– Сегодня понедельник, сэр.
Оскар всегда умел произносить очевидные вещи таким тоном, будто они были известны только ему.
– Именно поэтому ты везёшь меня на работу в такую рань, – устало ответил Квентин.
– Нужно ли мне заправить автомобиль для сегодняшнего вечера? – Короткий любопытный взгляд на хозяина в зеркало заднего вида. – Ожидается ли поездка? Может быть, на Койн-стрит или за город?
– Не ожидается. Сегодняшний вечер я собираюсь провести дома.
И все последующие тоже. Две ночи Квентин страдал от бессонницы, так что теперь его главными условиями для приятного вечера стали тишина и покой.
Старшего советника Грея уже ждал первый посетитель. Тролль из Лусс-Хиллз доставил себя – так он выразился – ещё до рассвета и прятался от первых солнечных лучей под козырьком над главным входом. Он рискнул ввезти в страну на две унции лепреконьего золота больше, чем было дозволено. Не переживал из-за этого – намекал, что излишек удачно делится на два. Но Квентин почему-то отказался. Официально заверив печатью конфискованное золото, он отправил его на минус третий этаж. Троллю же Квентин выделил комнату без окон, в которой тот мог дождаться захода солнца.
Потом были и другие посетители, но всё не то. Никакого колдуна. Отважится ли колдун увильнуть от регистрации? Вряд ли: такое всегда заканчивалось быстрой поимкой, штрафом и выдворением из Британии с запретом на въезд (срок запрета варьировался).
А после обеда начальник отдела магических артефактов представил своего нового секретаря, и Квентин всерьёз задумался о карме, несправедливости вселенной глобально и заговоре против него лично.
Иногда, чтобы вспомнить давнего знакомого, нужно много минут и наводящих вопросов. Квентин каким-то чудом узнал за две секунды до встречи. Послышались шаги за дверью, затем раздался стук, провернулась ручка, и его сердце подпрыгнуло до самого кадыка.
Миссис Джейн Флетчер, в девичестве Олдридж. Похожая на футляр для скрипки: ровная, в строгом чёрном жакете с бархатной подкладкой и закрытая – не только на все пуговицы. Синие глаза, вьющиеся каштановые волосы. Ей нравились рисовый пудинг, серость неба и фиалки…

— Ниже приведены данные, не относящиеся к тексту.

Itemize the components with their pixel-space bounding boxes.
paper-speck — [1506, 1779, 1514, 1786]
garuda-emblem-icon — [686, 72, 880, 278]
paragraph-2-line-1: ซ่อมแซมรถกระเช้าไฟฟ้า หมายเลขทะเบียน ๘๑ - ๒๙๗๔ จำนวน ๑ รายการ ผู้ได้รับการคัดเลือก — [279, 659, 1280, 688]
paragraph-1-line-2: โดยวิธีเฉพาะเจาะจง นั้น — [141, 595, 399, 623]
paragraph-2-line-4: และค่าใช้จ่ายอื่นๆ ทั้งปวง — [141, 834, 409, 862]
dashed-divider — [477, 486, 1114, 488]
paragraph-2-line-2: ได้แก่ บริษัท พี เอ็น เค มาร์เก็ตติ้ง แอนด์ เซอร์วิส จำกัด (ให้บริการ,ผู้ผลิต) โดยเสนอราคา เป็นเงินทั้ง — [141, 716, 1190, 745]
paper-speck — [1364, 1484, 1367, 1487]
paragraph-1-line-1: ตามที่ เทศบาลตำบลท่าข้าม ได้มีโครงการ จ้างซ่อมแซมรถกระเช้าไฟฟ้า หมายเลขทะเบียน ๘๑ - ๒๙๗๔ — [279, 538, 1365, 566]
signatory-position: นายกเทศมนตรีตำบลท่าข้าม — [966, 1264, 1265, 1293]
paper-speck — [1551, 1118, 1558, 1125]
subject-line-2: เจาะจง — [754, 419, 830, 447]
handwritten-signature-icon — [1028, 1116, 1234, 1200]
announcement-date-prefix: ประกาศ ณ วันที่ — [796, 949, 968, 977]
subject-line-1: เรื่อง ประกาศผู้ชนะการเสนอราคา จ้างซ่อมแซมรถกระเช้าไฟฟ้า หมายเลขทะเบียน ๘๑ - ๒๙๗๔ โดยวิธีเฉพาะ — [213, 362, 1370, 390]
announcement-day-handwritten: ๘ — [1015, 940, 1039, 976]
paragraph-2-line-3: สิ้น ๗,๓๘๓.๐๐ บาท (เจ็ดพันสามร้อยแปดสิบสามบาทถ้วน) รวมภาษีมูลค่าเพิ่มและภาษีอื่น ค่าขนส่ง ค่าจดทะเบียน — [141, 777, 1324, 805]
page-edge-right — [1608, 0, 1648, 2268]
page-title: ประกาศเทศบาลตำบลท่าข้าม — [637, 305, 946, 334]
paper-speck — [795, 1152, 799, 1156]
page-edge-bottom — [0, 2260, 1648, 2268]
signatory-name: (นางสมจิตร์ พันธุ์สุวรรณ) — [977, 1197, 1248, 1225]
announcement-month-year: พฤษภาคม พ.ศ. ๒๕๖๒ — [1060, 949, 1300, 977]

– Грей занимается всеми прибывающими, отбывающими и проезжающими мимо, – описывал Финли. – Если бы вы, миссис Флетчер, были прекрасной нимфой родом из горных озёр Шотландии, то первым делом наведались бы именно в этот кабинет. Не то чтобы вы были менее прекрасны от того, что человек…
…Ей нравилась поэзия. Когда в предрассветные часы Квентин, облачённый только в кальсоны, наполовину высовывался из маленького окошка мансарды и громко читал на всю улицу «Мой идол, прости меня! Хочешь – покинь!», она слушала, восхищённо открыв рот.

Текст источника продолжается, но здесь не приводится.